CREATE NONCLUSTERED INDEX [IX_security_audit_events_timestamp_type] ON [dbo].[security_audit_events]
(
	[event_timestamp] DESC,
	[event_type] ASC
)
INCLUDE([user_id], [client_ip])
GO

CREATE NONCLUSTERED INDEX [IX_security_audit_events_user_id] ON [dbo].[security_audit_events]
(
	[user_id] ASC
)
WHERE [user_id] IS NOT NULL
GO

With this table in place, the original request from the security team becomes a straightforward SQL query:

SELECT
    event_timestamp,
    user_id,
    client_ip,
    error_details,
    swarm_node
FROM
    dbo.security_audit_events
WHERE
    event_type = 'WEBAUTHN_AUTH_FAILURE'
    AND event_timestamp >= DATEADD(day, -90, SYSUTCDATETIME())
ORDER BY
    event_timestamp DESC;

The pipeline successfully transforms a chaotic, distributed stream of text into a structured, queryable, and resilient audit trail.

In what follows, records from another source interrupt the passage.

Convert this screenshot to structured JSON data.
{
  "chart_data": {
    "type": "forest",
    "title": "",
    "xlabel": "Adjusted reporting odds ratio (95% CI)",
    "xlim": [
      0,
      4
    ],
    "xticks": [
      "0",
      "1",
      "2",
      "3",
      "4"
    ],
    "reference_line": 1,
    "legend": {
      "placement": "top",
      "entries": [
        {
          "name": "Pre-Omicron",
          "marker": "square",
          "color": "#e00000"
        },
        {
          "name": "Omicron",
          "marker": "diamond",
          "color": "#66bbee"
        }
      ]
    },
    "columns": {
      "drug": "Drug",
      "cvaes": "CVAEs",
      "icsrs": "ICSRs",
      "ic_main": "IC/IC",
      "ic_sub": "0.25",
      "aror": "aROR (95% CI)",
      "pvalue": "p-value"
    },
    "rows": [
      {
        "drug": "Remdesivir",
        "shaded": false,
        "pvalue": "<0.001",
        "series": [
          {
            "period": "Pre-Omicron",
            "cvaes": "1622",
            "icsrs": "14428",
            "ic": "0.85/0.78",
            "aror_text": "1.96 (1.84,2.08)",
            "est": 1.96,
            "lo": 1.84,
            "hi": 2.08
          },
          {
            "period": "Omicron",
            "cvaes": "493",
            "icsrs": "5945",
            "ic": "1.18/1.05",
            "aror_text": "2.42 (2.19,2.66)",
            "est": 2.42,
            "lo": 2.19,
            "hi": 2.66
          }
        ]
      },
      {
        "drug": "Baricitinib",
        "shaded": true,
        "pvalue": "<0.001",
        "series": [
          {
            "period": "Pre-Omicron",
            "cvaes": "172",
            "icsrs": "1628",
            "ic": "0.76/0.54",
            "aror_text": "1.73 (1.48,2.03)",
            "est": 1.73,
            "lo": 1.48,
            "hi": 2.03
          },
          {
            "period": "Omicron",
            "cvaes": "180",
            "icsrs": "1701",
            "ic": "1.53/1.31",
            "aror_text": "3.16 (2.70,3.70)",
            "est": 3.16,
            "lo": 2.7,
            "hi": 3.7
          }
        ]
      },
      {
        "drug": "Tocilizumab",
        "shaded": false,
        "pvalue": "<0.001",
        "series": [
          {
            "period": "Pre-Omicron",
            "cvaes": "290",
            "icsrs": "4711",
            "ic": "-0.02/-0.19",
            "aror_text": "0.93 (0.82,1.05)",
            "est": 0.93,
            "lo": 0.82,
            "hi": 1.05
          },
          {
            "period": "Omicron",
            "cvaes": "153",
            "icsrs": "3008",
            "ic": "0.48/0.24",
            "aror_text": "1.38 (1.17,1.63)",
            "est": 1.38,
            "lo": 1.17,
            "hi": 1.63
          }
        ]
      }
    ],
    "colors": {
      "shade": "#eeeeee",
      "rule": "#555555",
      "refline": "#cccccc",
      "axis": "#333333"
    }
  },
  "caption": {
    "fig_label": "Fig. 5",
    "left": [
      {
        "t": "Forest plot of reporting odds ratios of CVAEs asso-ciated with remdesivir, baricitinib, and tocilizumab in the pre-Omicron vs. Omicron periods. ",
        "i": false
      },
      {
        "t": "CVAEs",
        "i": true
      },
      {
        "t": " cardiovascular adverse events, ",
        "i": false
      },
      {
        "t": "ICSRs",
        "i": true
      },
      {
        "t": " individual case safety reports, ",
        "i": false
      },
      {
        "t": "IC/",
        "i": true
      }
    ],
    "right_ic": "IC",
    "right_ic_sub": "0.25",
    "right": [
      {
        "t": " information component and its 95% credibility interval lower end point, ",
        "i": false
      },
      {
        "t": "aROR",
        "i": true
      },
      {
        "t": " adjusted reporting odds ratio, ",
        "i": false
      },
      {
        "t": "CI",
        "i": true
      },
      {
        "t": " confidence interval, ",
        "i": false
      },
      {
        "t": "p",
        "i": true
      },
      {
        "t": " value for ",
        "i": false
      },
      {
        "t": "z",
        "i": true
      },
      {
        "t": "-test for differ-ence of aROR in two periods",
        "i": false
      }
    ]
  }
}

The current implementation provides a robust baseline, but it has boundaries. The integrity of the log is only guaranteed from the point the Docker daemon receives it. A compromised container could still write malicious or forged log entries to stdout. A higher level of assurance would require application-level log signing. Furthermore, while SQL Server is excellent for structured queries, its cost and performance characteristics might become a concern if the event volume grows by orders of magnitude. At that point, the Fluentd aggregator’s configuration could be changed to route data to a more cost-effective cold storage or a specialized data warehouse, using the SQL Server instance as a hot-tier query cache for recent events. This pipeline is not a final state, but an extensible foundation for security observability.